The only animated movie on this list, “Wreck-It Ralph” is a 2012 Disney film that will get a sequel later this year, but the original quickly became a much beloved classic for video game lovers young and old. The film focuses on its titular character, a video game villain who finds himself an outcast in the society within the arcade where he is housed. As he tries to prove himself something more than a home-wrecking monster Ralph uncovers a conspiracy within another video game and attempts to right the wrongs within that game for a newfound friend. What makes this movie so fun and fascinating is that it pokes fun at many classic video game themes and tropes and offers an opportunity for the bad guy to shine. The style and visuals are also amazing tributes to video games of old and we even get licensed cameos from many video game villains and heroes including Bowser, Q*Bert and Sonic the Hedgehog. This Academy Award winner was a true blue unapologetic tribute to video games and video game culture and showed respect and appreciation for beloved games of the past that helped make the medium such a powerhouse. And, if nothing else, it perfectly utilizes the “Roger Rabbit” effect, bringing together characters we thought we’d never see on the big screen together from various video games and making them all feel like one big community. So cool!

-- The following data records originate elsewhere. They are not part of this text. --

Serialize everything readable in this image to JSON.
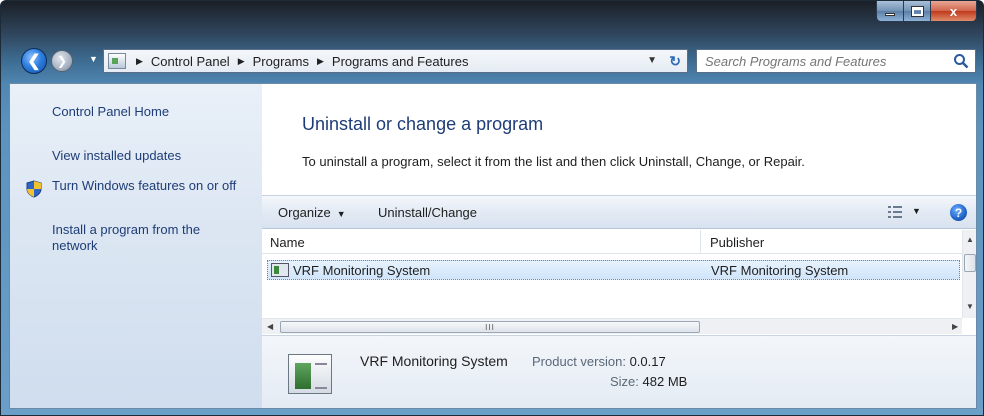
{
  "window": {
    "caption_buttons": {
      "minimize_icon": "minimize-icon",
      "maximize_icon": "maximize-icon",
      "close_glyph": "x"
    }
  },
  "navigation": {
    "back_icon": "back-arrow-icon",
    "forward_icon": "forward-arrow-icon",
    "breadcrumbs": [
      "Control Panel",
      "Programs",
      "Programs and Features"
    ],
    "search_placeholder": "Search Programs and Features"
  },
  "sidebar": {
    "links": [
      {
        "label": "Control Panel Home"
      },
      {
        "label": "View installed updates"
      },
      {
        "label": "Turn Windows features on or off",
        "icon": "shield-icon"
      },
      {
        "label": "Install a program from the network"
      }
    ]
  },
  "main": {
    "title": "Uninstall or change a program",
    "description": "To uninstall a program, select it from the list and then click Uninstall, Change, or Repair."
  },
  "toolbar": {
    "organize_label": "Organize",
    "uninstall_change_label": "Uninstall/Change",
    "help_glyph": "?"
  },
  "list": {
    "columns": [
      "Name",
      "Publisher"
    ],
    "rows": [
      {
        "name": "VRF Monitoring System",
        "publisher": "VRF Monitoring System",
        "selected": true
      }
    ],
    "hscroll_grip": "III"
  },
  "details": {
    "name": "VRF Monitoring System",
    "product_version_label": "Product version:",
    "product_version": "0.0.17",
    "size_label": "Size:",
    "size": "482 MB"
  },
  "colors": {
    "link": "#1e3d76",
    "selection": "#cfe5fb",
    "title_bar": "#4f86b2"
  }
}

2. “Scott Pilgrim vs. The World”
Sometimes just taking the feel of a video game and adapting it to film is enough to make it memorable. Take “Scott Pilgrim vs. the World” for example. An amazing, colorful, immersive and entertaining offering from director Edgar Wright, this movie focuses on the titular hero as he fights off the seven evil exes of his newfound flame in order to win her heart once and for all and it’s all done in the style of a real-life video game. While the world around Scott seems to function as normal, he himself is a video game obsessed nerd and every fight feels like a natural boss fight from a game complete with special powers, video game sound effects, power ups and level ups, and to top it all off coins for Scott when he defeats his enemies. Scott must play each battle as if in an actual game and death is a real consequence. It’s probably the closest representation we’ll ever truly get to a world where reality does work like a video game and seeing it play out on screen is undeniably fun and nostalgic in many ways. For me, “Scott Pilgrim” is an underrated classic and is a rare film that is able to take a concept and revolutionize it to something truly original. If you love video games and comedic action this is the one for you. But, even my love of this film can’t help it top the granddaddy of all video game movies, which comes in at #1….

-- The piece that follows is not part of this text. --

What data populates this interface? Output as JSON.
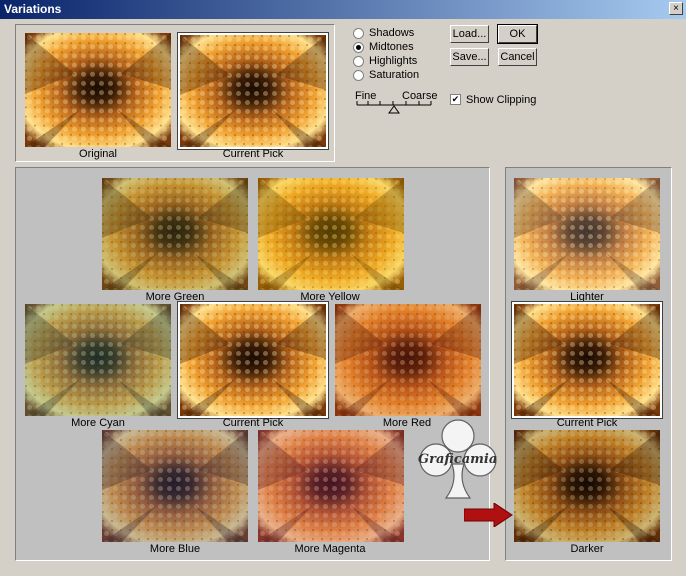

Before “Pokemon: The First Movie” became the first internationally recognized animated video game adaptation in 1998…before “Super Mario Bros.” became the first live-action video game adaptation in 1993…before Japan released the first animated video game adaptation in 1986…and before “War Games” and “Nightmares” became classics for video game fans everywhere in 1983…there was the granddaddy of them all. The first movie to ever feature video games as a major plot point. That was 1982’s Disney film “Tron” and, thankfully, not only did it introduce the world to the concept of a video game movie, it did it in the best way possible. One of the earliest movies to utilize heavy CGI, “Tron” focuses on an arcade game designer who gets sucked into the world he created, and he must fight his way out competing in the many challenges he designed for players within the game. While underappreciated at first, “Tron” has become an undeniable classic and its concept helped inspire many of the films on this list, including the forthcoming “Ready Player One”. While the 2010 sequel didn’t quite do the film’s legacy justice (look it up you’ll know why that’s a pun) the original is undeniably a legend of a film worthy of recognition at the top of this list. It’s not only one of the best video game movies in general, it’s the quintessential one that started a theme filmmakers have been trying to perfect ever sense.